The Foundation Trust Network believes the move will spark a burst of innovation in the sector.
But campaigners said they were worried NHS services would be harmed.
To get foundation trust legislation through parliament in 2003, ministers agreed to a cap on private work to ensure the hospitals remained true to their NHS traditions.
This has stopped some of the leading hospitals in the NHS competing with private firms for patients.
But that will now change under the proposals unveiled in Monday's white paper. Health Secretary Andrew Lansley said he wanted to create a "vibrant" industry of social enterprises by scrapping the rule and ordering all NHS trusts to become foundation trusts within three years.
Sue Slipman, director of the Foundation Trust Network, said the move would make a big difference.
"It is exciting for foundation trusts. We will have to wait to see what exactly happens, but there are huge opportunities to innovate."
She said one of the most obvious areas for expansion would be in fertility services where treatment on the NHS is severely restricted.
"In the past these patients have had their NHS cycles and then left for private treatment. That is money that has been lost to the system."
She also said mental health trusts may be interested in offering talking therapies to businesses for their workforce health schemes.
Joint ventures with the private sector may also prove popular, she added, covering both services and the development of drugs.
Overstretch concerns
University College Hospital in London has already gone down this route with a private US health firm which has located a private unit on its site for cancer treatment.
The firm leases the space as well as paying for the NHS services it uses, such as intensive care, radiology and cleaning and catering.
The trust has also established a joint venture with a private firm to provide pathology services.
Sir Robert Naylor, the chief executive of the trust, said: "These initiatives bring in money which can then be reinvested in NHS services."
Many NHS hospitals also operate their own private wings, although most of these only bring in a small amount of income. The exceptions are specialist centres such as the Royal Marsden cancer hospitals and Moorfield Eye Hospital.

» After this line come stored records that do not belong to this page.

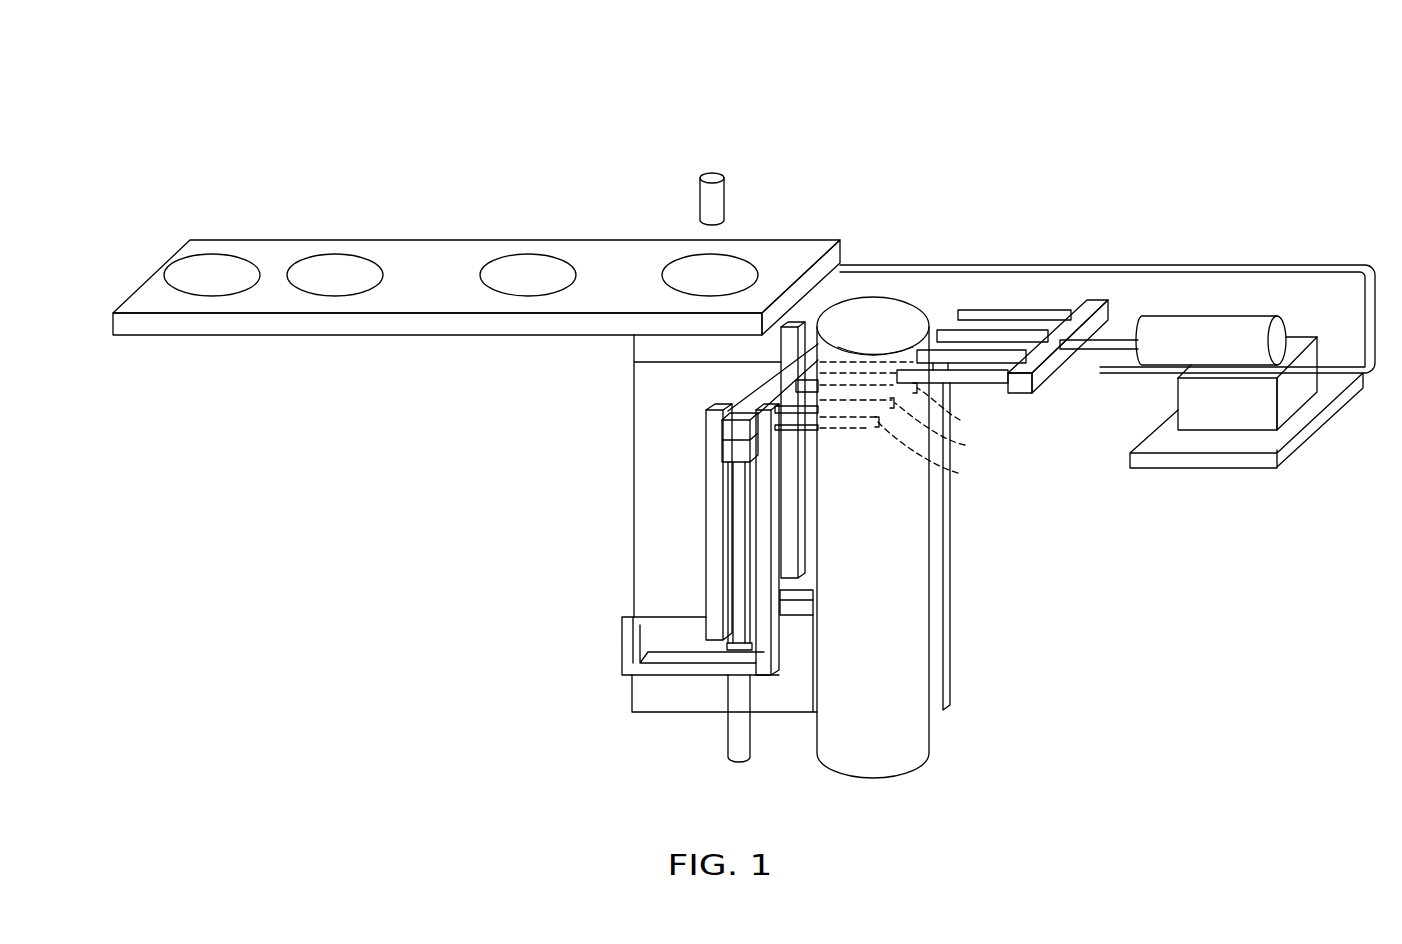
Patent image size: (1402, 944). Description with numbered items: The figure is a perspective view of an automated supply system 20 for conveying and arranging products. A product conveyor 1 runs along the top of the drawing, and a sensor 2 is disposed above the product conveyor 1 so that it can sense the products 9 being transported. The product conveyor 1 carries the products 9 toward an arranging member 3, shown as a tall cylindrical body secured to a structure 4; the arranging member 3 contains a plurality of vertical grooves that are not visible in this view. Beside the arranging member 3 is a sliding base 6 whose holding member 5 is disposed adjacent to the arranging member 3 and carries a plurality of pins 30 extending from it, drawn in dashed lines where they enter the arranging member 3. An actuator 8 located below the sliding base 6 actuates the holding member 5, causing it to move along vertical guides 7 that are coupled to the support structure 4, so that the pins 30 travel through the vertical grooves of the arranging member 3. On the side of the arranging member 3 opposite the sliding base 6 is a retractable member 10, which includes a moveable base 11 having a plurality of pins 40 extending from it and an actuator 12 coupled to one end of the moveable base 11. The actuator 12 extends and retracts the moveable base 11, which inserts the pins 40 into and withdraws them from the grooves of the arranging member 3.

The automated supply system 20 is at (166, 90).
The product conveyor 1 is at (423, 250).
The products 9 is at (228, 266).
The sensor 2 is at (713, 176).
The arranging member 3 is at (917, 553).
The structure 4 is at (652, 382).
The holding member 5 is at (758, 400).
The sliding base 6 is at (657, 488).
The vertical guides 7 is at (717, 558).
The actuator 8 is at (735, 737).
The pins 30 is at (916, 427).
The pins 40 is at (948, 335).
The moveable base 11 is at (1090, 305).
The retractable member 10 is at (1105, 372).
The actuator 12 is at (1173, 322).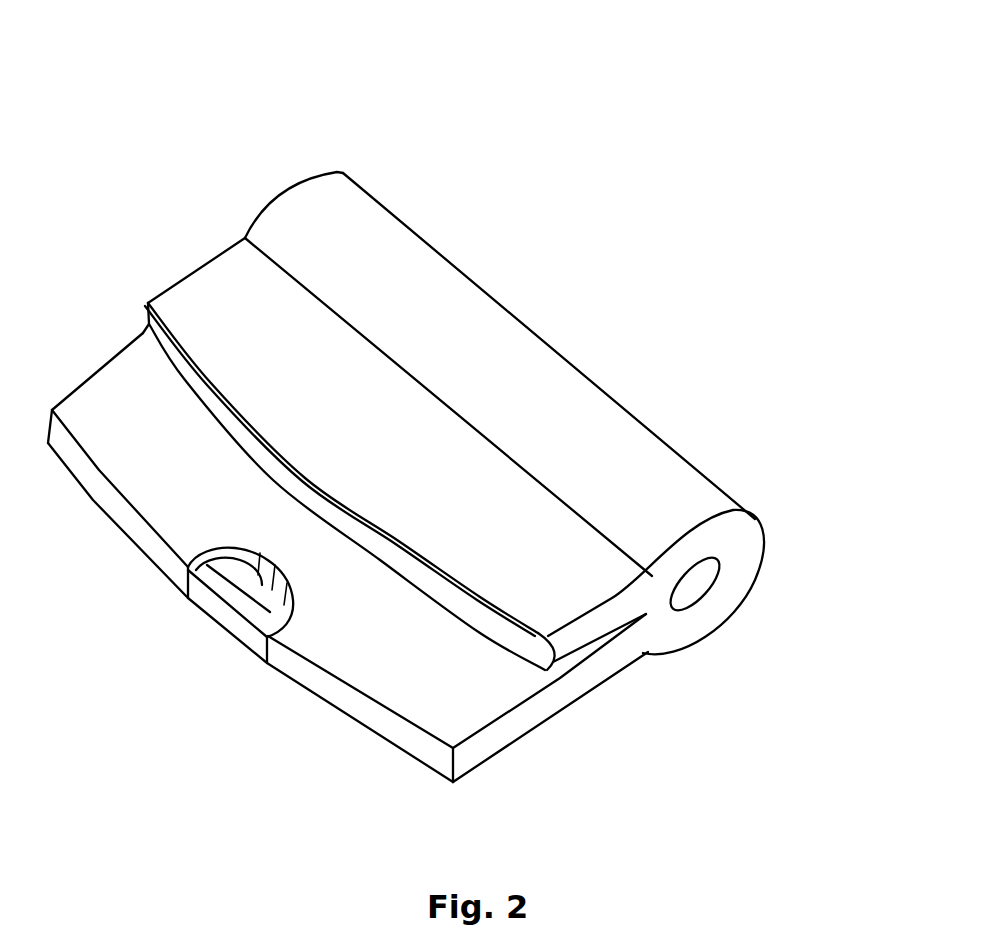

But John Lister, of the union-funded pressure group Health Emergency, said he had concerns.
"Hospitals could overstretch themselves in chasing private patients which in turn takes away from the NHS side of it.
"It also creates perverse incentives whereby they stand to make more money by getting patients into their private wings.
"They say money is reinvested in services, but I am not sure this is always the case. Some of these hospitals have huge surpluses, the money is moved around and does not end back where it should. If we get more and more of this, it will be a step towards the privatisation of the health service."
A spokeswoman for the Department of Health said trusts were not being privatised.
"This isn't about turning foundation trusts into profit-driven bodies. The legislation will make clear that they are social enterprises and give them more control over their own futures."